Ce n’est pas à une seule espèce d’oiseaux que le coucou confie le soin de sa progéniture ; on le voit choisir tantôt le verdier, qui fait son nid sur les plus grands arbres, et tantôt l’alouette, qui le construit à terre ; quelquefois c’est à la fauvette qu’il s’adresse, mais le nid du ramier est celui qu’il paraît préférer pour y déposer son œuf.

Quand approche l’époque où le coucou disparaît, c’est-à-dire vers le lever de la canicule, il change de couleur et fait entendre plus rarement sa voix.

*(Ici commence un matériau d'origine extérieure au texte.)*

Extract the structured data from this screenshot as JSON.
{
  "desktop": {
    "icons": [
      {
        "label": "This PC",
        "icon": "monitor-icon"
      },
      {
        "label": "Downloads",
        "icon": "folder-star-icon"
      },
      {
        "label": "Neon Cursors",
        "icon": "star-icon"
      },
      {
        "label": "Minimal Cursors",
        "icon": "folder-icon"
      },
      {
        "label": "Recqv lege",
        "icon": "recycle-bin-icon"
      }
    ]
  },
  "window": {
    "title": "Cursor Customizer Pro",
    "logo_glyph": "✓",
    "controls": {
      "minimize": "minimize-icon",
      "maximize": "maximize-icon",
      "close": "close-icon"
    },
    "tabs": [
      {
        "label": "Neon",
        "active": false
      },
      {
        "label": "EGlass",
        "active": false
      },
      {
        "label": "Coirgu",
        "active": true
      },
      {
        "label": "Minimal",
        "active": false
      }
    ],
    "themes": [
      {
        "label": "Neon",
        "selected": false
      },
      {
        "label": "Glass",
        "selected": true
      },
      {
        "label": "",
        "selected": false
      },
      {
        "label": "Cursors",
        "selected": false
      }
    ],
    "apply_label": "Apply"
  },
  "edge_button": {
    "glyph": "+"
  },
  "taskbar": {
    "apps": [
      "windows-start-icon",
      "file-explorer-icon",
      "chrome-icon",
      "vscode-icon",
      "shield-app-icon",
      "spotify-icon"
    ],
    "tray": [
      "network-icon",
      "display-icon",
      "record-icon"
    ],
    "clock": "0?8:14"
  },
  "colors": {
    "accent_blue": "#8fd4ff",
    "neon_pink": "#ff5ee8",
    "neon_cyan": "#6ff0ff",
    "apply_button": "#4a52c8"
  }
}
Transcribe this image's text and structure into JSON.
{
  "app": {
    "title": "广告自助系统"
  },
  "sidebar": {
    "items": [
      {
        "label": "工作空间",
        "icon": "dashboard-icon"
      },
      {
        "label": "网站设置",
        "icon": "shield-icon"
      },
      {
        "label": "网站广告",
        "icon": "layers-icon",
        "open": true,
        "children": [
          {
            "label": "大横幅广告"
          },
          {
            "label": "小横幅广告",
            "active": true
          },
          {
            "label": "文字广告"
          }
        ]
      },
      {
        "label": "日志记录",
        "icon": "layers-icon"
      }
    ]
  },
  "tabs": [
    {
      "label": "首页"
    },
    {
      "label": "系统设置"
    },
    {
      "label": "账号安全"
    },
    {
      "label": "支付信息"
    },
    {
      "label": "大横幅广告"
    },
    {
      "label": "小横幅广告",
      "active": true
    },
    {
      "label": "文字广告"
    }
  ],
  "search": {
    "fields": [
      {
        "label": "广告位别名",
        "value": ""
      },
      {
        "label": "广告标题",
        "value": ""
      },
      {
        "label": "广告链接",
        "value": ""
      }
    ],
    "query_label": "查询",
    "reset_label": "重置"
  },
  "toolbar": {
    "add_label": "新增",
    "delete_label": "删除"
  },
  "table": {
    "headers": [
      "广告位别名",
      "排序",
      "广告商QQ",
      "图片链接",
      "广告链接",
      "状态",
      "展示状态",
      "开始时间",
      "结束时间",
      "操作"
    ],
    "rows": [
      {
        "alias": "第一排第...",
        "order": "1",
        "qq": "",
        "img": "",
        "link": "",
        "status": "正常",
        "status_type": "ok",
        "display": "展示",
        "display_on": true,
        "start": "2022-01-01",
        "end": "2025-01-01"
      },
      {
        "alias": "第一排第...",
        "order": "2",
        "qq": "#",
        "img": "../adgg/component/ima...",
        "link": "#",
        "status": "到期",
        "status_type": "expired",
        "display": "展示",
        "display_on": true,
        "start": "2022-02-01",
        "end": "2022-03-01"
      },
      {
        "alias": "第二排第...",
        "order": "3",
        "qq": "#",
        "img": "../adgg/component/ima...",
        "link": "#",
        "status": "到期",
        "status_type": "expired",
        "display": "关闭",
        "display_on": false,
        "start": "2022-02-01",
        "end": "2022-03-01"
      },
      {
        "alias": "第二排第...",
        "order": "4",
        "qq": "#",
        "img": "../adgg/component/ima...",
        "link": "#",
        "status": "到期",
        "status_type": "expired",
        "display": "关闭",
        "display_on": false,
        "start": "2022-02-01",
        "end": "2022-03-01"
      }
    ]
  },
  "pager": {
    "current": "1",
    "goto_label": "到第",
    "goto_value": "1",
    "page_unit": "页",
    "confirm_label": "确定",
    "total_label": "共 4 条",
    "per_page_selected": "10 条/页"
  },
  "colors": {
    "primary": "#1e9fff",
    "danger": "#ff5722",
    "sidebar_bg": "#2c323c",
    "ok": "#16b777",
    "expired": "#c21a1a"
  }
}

Voilà en somme ce que dit Aristote des habitudes du coucou, et ce que Pline a copié à sa manière, c’est-à-dire en répétant à peu près les mêmes phrases, et les ajustant de manière à ce qu’elles fassent un sens tout différent ; établissant par exemple, dès le début, que le coucou est un épervier métamorphosé, puis reproduisant sur-le-champ les faits qui ont servi au naturaliste grec à prouver que ce sont deux oiseaux différens. Afin qu’on voie jusqu’à quel point l’écrivain romain sait défigurer un texte, je donnerai ici le passage principal dans lequel il parle du coucou ; mais je ferai remarquer auparavant qu’il n’a pas su de quel oiseau Aristote a voulu parler ; il s’est contenté d’écrire en lettres latines le nom grec ϰοϰϰοξ (kokkox), et sans se douter qu’il y eût rien de commun entre le cuculus d’Italie et le coccyx de Grèce.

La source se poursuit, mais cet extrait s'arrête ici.